The recent uproar surrounding Facebook right now is unique. Unlike other data privacy scandals haunting the headlines lately, this wasn’t a breach. No one hacked or phished their way in. There was no ransomware attack. They just got caught using our data in ways we never expected. This isn’t an issue of cybersecurity—it’s one of policy.
I recently posted on LinkedIn about the issue, wondering if others felt the same—if they too felt that this scandal could be the spark that fuels an increase in data privacy awareness here in the U.S. The response was mixed. As such, I want to take a moment to discuss the potentially far-reaching effects of a scandal catapulting data privacy regulation to the public consciousness.
There are a number of issues to unpack in order to understand the scope of the Facebook situation, the biggest of which is Cambridge Analytica’s access to 87 million users’ data. Target ads and content connected to the alleged Russian interference in global elections were run based on this information.
There was also the issue of Facebook collecting more information than users felt they had consented to share with the company, like their contacts’ personal information. Numerous other allegations range from the tracking of non-users to the illegal use of consumers’ biometric information.
While the importance of data breaches and privacy may be obvious to those who, like myself, work in the space, it goes beyond that. This case is relevant to people who’ve never even considered the need for privacy before. That is massively important. Facebook is so widely known and utilized that people who previously may have felt immune or disconnected from privacy issues will realize how important data protection is in an increasingly connected world.

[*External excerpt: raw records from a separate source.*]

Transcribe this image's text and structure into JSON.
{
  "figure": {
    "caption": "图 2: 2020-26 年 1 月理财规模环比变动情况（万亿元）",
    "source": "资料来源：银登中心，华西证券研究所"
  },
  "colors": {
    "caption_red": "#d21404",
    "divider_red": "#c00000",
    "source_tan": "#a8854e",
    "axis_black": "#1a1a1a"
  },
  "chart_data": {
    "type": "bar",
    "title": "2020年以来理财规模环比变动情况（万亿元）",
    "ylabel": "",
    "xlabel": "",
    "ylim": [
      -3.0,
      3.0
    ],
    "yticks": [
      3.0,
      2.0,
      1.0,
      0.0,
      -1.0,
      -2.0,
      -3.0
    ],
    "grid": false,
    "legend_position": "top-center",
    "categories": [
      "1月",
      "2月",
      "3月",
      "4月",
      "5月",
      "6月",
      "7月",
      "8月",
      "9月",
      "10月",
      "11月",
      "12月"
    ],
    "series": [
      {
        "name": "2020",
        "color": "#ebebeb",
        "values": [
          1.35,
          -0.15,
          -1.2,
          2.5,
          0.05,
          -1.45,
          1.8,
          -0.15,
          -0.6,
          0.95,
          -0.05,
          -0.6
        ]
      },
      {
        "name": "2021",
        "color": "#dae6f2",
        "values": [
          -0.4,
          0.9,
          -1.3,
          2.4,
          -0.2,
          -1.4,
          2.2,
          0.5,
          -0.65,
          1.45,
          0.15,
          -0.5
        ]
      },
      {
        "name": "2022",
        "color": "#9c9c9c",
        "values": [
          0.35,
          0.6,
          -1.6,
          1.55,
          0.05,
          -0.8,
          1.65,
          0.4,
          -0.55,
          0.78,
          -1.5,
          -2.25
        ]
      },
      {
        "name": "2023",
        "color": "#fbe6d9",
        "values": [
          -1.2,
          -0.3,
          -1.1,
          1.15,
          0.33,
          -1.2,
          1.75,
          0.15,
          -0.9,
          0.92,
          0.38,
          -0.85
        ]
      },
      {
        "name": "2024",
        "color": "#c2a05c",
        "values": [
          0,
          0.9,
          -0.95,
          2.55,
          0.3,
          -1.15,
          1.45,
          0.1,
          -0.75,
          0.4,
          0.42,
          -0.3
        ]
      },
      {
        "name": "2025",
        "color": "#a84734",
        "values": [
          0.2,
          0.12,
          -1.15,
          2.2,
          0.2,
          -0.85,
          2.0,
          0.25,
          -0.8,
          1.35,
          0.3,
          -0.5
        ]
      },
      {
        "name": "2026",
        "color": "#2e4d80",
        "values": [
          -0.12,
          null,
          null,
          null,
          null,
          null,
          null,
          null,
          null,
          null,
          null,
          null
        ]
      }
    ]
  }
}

The reaction to this scandal highlights a growing trend: people are increasingly concerned with where their information is and what organizations are doing with it.
Coming out of Europe, GDPR is a prime example of regulation seeking to give people the answers—and protections—they’re asking for. Although consumers beyond the EU are seeking to regain ownership of their data, I doubt the US government will implement equally stringent changes. My views on the matter have not changed since my last post, and the recent Zuckerberg testimony made it pretty clear Congress is on over their heads when it comes to the intersection of privacy and technology.
Regardless, things are changing. Media coverage and the resulting economic pressure has caused Facebook to be more transparent and forthcoming about their data privacy policies in light of this scandal. If you’ve logged in recently, you’ve likely received a notification on how your information is handled. You can download and review the information Facebook has on you and view which advertisers have obtained access to this information in the Settings page.
While these are important steps towards ensuring data privacy, we must be vigilant in ensuring continuous improvement. Without regulation, organizations may, like Facebook, only offer improvement when backed into a PR corner.
Taking a Step Back
It is important to note that Facebook is not the only company with problematic privacy policies. Numerous tech companies have, and likely will, face repercussions for flimsy data protection and consumer privacy policies. Twitter, Yahoo (now Altaba), and Google have all been in the news recently, and that’s just the tip of the iceberg.
I discuss Facebook here today, as it is the timeliest and most recognizable example, but this post is not meant as an indictment of the platform. Instead, I hope their recent situation will provide industry at large the opportunity to reassess how consumer data is managed.
Facebook knew these apps had access to our information but denied knowing how or to what extent third parties were using it. By no means is that an excuse, but it highlights the importance of obtaining and maintaining data control. Monitoring data usage, while possible, has not been a widespread practice, historically, because consumers have not had enough visibility to raise concerns. While the changing tides of technology may leave us more exposed to data theft, it also increases the transparency with which organizations must act. It’s time to step up privacy protection and use innovation to our collective advantage… as businesses and consumers.